Starup, meanwhile, remains convinced of community-crafted tools like Guardian and their place within the community, regardless of Rockstar's latest patch. Without them, "we [would] have to rely on Rockstar for banning and blocking script kids, and we know that ain't happening," they say.
As for the wider community, a feeling of weariness remains despite the updated security protections. Many are happy to see long-standing problems solved, though the feeling that GTA 6 will provide the clean slate needed is popular. Even for those who use Guardian, another iteration of GTA Online feels the appropriate place for Rockstar to apply what it's learnt over the past 10 years.

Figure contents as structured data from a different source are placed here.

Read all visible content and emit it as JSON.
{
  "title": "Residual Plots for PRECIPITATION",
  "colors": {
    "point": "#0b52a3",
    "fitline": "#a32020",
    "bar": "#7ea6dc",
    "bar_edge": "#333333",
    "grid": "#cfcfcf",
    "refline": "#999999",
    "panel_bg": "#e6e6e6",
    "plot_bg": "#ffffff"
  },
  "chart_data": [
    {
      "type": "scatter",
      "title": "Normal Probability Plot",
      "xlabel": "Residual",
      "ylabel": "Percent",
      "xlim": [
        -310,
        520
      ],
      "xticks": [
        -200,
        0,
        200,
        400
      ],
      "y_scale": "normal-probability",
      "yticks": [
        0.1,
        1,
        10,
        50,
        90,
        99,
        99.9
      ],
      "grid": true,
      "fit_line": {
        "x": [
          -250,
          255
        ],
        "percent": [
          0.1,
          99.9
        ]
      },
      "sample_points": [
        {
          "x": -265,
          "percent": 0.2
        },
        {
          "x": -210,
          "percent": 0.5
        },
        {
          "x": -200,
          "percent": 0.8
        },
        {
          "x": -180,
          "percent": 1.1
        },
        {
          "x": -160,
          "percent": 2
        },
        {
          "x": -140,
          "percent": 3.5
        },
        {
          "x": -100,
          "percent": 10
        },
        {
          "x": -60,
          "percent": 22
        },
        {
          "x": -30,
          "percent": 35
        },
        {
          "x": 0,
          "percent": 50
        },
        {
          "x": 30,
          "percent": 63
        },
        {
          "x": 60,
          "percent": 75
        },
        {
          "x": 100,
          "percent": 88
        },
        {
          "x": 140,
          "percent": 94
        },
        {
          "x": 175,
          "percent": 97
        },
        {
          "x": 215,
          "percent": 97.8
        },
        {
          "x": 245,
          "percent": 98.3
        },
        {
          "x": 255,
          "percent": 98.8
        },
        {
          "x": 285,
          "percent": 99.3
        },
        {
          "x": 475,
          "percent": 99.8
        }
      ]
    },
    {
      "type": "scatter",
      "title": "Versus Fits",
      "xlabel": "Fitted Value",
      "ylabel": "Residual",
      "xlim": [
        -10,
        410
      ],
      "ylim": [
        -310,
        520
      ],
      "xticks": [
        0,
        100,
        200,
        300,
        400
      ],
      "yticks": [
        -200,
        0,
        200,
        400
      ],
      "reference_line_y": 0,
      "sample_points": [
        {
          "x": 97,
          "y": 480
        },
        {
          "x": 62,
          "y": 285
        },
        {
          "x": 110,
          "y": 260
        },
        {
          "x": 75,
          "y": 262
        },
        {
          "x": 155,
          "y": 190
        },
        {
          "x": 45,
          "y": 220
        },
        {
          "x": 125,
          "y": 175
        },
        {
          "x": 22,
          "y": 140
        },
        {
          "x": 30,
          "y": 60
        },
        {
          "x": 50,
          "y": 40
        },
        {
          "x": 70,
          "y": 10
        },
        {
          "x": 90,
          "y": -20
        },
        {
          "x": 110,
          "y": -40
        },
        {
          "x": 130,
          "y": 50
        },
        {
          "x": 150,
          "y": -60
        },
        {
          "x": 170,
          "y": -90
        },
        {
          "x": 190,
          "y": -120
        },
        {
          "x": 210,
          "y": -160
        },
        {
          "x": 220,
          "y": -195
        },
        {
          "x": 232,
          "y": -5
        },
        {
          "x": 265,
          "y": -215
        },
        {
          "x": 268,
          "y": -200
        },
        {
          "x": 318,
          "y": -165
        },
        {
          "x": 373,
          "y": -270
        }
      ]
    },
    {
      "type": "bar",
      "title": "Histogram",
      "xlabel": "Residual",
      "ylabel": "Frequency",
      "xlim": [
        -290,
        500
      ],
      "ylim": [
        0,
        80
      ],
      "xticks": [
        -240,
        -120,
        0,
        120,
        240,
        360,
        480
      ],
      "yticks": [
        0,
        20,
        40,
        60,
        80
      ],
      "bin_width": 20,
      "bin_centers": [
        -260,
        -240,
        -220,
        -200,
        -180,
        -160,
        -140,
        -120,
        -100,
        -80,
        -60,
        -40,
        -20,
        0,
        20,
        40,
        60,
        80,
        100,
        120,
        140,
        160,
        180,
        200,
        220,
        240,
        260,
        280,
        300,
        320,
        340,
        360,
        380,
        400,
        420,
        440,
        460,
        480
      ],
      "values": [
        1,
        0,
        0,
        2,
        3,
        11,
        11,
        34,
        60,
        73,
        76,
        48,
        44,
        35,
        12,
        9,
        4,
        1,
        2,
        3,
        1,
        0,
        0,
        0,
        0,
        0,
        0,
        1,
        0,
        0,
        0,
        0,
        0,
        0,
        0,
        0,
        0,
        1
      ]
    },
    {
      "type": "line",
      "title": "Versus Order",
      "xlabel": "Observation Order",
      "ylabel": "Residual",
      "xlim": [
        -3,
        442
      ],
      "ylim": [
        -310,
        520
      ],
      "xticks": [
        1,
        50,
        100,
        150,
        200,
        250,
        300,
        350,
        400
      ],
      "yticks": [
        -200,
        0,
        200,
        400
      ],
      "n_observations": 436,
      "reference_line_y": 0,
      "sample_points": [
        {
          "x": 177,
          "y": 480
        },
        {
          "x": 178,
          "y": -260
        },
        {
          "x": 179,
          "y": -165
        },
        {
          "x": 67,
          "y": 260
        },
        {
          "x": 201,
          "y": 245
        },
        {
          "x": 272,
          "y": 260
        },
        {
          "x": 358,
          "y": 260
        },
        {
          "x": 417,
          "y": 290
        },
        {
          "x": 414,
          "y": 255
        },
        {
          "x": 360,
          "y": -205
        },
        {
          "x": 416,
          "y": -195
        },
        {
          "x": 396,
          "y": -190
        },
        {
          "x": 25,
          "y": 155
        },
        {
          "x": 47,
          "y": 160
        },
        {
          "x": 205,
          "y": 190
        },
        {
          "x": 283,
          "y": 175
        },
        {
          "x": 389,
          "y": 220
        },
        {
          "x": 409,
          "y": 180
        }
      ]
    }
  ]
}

"It remains to be seen if I can play GTA Online in the manner I did prior to the more recent security vulnerabilities," DarkViper says. "However, if I can avoid being DDoSed or constantly crashed, I will play again. The worst case scenario is I lose my account and can no longer play GTA Online, either through Rockstar banning me or mod menus doing something game-breaking to it (at this point they have never broken an account in a way that couldn't be fixed). In such a case, it would be the exact same as not playing the game anyway."
"I still feel the same way as I have always felt about GTA Online, it is a decent game to play with friends, but it is clear that it has always been a buggy, insecure, poorly held-together mess that we all can only hope Rockstar improves upon massively in GTA Online 2."